Motor terus membela garis putih jalan utama Buper – Waena, terlihat banyak botol dan air yang meliap dan berserakan dijalan akibat selokan sekitar jalan tesumbat. Ini adalah salah satu akibat kesalahan masyarakat yang buang sampah sembarangan, yang nantinya bisa potensi banjir.
Malam kian gulita lampu – lampu sepanjang jalan berwarna kuning ke emasan menyala dan Rumah terang benderang di kejauhan sana. Hujan mulai mereda tinggal hujan geris dan dinginnya angin malam sungguh membuat tulang kami menjadi kaku.beberapa kali aku gosokan jari – jari tangan Marta yang menyilang tepat di pinggangku agar dia tetap hangat walaupun hanya tangan tapi itu adalah salah satu bentuk perhatianku pada kekasiku Marta.
****
Waktu berlalu perlahan merubah segalanya. Keraguan telah merubah hati da pikirannya, semua janji dan sumpahnya kini telah sirna bersama waktu. Marta sudah lama pergi meninggalkan aku.
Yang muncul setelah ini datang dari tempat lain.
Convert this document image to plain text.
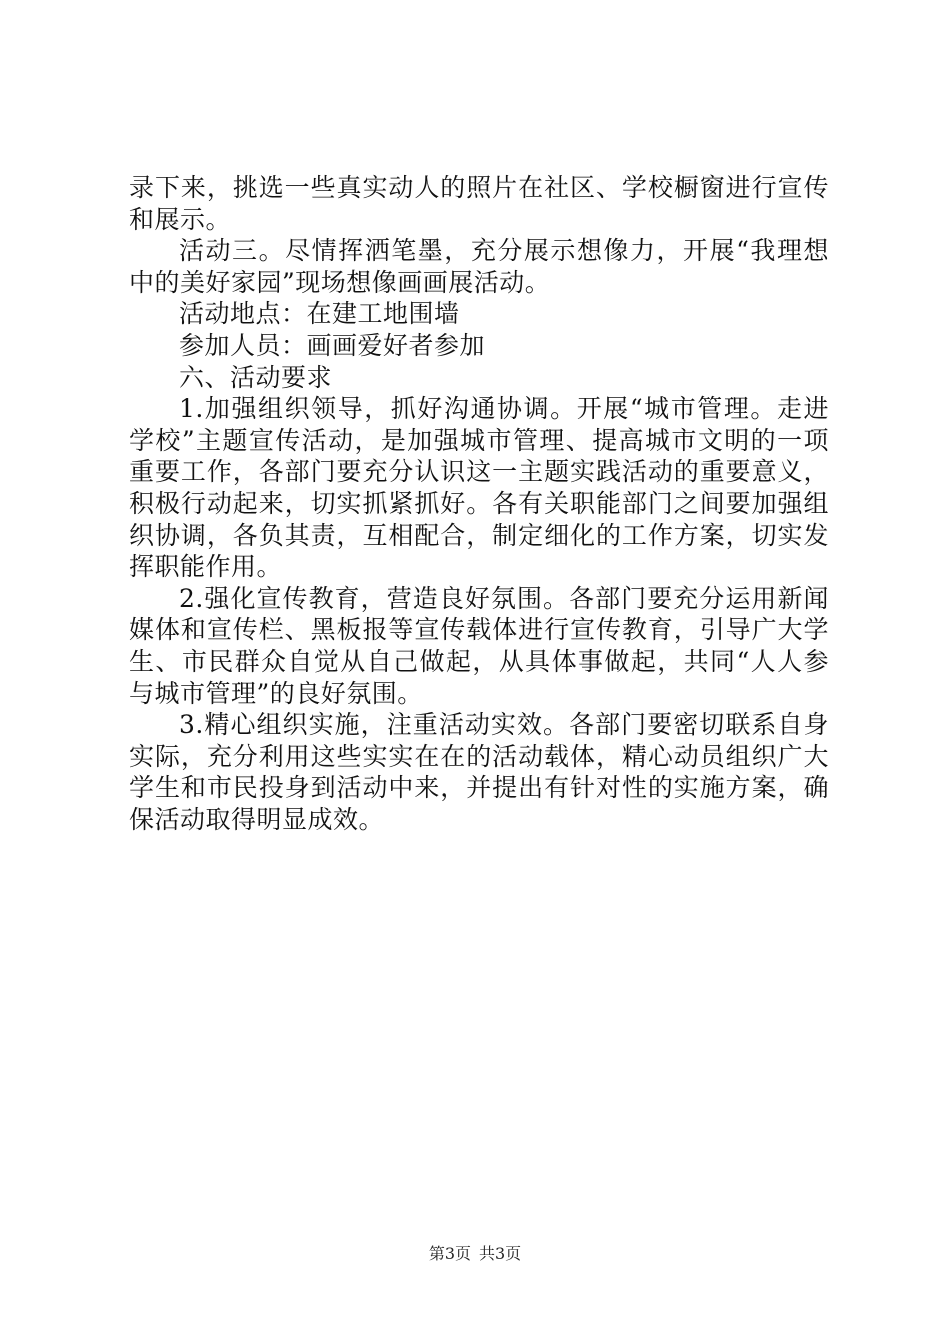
录下来，挑选一些真实动人的照片在社区、学校橱窗进行宣传和展示。

活动三。尽情挥洒笔墨，充分展示想像力，开展“我理想中的美好家园”现场想像画画展活动。

活动地点：在建工地围墙

参加人员：画画爱好者参加

六、活动要求

1.加强组织领导，抓好沟通协调。开展“城市管理。走进学校”主题宣传活动，是加强城市管理、提高城市文明的一项重要工作，各部门要充分认识这一主题实践活动的重要意义，积极行动起来，切实抓紧抓好。各有关职能部门之间要加强组织协调，各负其责，互相配合，制定细化的工作方案，切实发挥职能作用。

2.强化宣传教育，营造良好氛围。各部门要充分运用新闻媒体和宣传栏、黑板报等宣传载体进行宣传教育，引导广大学生、市民群众自觉从自己做起，从具体事做起，共同“人人参与城市管理”的良好氛围。

3.精心组织实施，注重活动实效。各部门要密切联系自身实际，充分利用这些实实在在的活动载体，精心动员组织广大学生和市民投身到活动中来，并提出有针对性的实施方案，确保活动取得明显成效。

第3页 共3页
Kata Marta kami sudah tidak bisa lanjut hubungan ini. dulu kami sama sama memutuskan tekat untuk hadapi apapuan resikonya. Tapi dia sudah lama menyera memilih bersandar di pelukan orang lain.
Kini kenyataan memaksaku menerima bahwa Marta kekasihku yang dulu aku cinta dengan setulus hati harus merelakah pergi berlabu di lain hati. Kini aku harus kubur cintaku untuk Marta.Menyambut kenangan pahati ini setiap kali aku menatap butiran air hujan yang mengguyur.
“Kekasihku Marta, tiapkali hunjan membasahi bumi kenangan itu selalu datang menghantuiku, seakan aku adalah tuan atas certia kepedihan itu yang harus ku rayakan dalam sepih dan sedih. Pertanyaanku adalah, apakah kamu juga masih ingat kenangan itu, Marta kekasiku?
”Jika kamu masih mengingatnya maka aku ingin pesan pada hujan yang turun dan dingin angin hari ini aku membenci hujan yang selalu membawa kenangan pahit itu. semoga kamu bisa dengar.”